Thursday, September 22, 2011
This is Karla. She is a gorgeous pitbull at a local rescue organization.
Ever since we lost Blaze over moving to Japan (HUGE regret) we have wanted to get another dog. Recently a friend of mine started watching a rescue group on Facebook and they just happen to be in my area. I got excited and started following them and another local group as well. I looked through dozens of photos of available pitbulls and read all of their stories, but none of them sparked my interest. Then the other day this picture and bio was posted. Immediately I felt "she's the one...that's my dog." I was hopeful that we might be able to foster and and then my family would warm up to the idea of letting me keep her. But the house we are living in right now isn't ours, and there are other animal residents to consider. The house is pretty full already with six humans and four cats. I talked to Tim about it a little bit but told him that I just couldn't ask his parents about it. I didn't really want him to ask either. I already knew the answer.

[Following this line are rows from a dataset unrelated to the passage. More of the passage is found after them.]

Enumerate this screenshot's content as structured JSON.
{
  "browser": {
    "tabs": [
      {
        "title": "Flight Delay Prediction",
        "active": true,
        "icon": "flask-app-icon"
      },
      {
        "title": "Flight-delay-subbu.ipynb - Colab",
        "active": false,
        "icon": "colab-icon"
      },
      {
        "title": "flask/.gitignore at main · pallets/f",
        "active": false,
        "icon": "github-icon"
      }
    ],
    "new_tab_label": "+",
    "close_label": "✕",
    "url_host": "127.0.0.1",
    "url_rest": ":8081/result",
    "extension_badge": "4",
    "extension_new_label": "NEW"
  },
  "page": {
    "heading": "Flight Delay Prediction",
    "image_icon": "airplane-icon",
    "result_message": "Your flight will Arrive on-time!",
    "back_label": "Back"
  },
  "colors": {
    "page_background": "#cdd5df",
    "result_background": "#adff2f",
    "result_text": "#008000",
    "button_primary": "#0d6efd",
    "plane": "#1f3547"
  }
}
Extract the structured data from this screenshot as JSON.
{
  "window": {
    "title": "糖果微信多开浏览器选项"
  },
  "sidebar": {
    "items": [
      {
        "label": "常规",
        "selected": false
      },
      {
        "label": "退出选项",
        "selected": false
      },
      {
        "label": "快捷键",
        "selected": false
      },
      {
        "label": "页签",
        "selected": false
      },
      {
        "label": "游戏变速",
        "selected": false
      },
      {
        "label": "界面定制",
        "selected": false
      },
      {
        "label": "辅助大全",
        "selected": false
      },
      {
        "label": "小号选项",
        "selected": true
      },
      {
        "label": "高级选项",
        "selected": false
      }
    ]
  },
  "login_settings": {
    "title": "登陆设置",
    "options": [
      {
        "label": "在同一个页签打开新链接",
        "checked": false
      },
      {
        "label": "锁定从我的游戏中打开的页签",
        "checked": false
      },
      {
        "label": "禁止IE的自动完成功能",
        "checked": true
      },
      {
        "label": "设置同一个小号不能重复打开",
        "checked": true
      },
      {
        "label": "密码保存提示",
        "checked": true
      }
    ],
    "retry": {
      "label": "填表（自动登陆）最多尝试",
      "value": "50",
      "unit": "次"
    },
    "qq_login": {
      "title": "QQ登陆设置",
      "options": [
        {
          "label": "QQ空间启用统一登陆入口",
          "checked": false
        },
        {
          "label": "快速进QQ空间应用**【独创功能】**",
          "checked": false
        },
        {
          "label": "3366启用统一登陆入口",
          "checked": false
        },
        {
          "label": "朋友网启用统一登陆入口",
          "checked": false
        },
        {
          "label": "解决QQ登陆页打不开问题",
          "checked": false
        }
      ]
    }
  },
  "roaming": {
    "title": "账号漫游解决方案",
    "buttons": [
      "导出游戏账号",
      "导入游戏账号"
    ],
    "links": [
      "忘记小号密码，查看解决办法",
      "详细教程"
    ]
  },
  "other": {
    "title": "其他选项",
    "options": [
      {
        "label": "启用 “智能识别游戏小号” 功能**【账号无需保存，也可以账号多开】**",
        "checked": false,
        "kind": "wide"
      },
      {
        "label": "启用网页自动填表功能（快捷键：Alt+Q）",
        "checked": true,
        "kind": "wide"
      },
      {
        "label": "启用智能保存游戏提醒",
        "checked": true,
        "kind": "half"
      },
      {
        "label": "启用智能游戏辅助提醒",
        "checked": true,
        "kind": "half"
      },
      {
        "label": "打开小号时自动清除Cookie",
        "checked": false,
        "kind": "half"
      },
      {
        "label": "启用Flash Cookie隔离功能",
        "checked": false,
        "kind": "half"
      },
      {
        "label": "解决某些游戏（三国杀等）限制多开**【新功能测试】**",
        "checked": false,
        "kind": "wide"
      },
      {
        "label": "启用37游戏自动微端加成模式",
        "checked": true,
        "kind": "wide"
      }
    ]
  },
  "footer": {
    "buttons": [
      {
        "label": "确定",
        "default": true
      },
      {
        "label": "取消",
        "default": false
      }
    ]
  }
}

I have been really upset over this and I don't know why. Depressed and crying. This is ridiculous. I have been living with the fact for the last three years that we won't be able to get another dog for a long time, and understood when we got back to the states that it would still be a few more years before we could even think about it. Why is this one dog, this photo of a dog that I have never met, getting to me so bad?! And I realized that I am hurt over the thought of someone else adopting her. I just want to slap myself and snap out of it! I am completely overreacting and I feel stupid.
Well the local rescues are getting together at the end of October to hold an Awareness Day for pitbulls and I want to go. They need volunteers, which I love doing with animals, so I will go to help out or just meet all the dogs and support them. I will see if my friend here, Jen, wants to go with me too. It will be fun!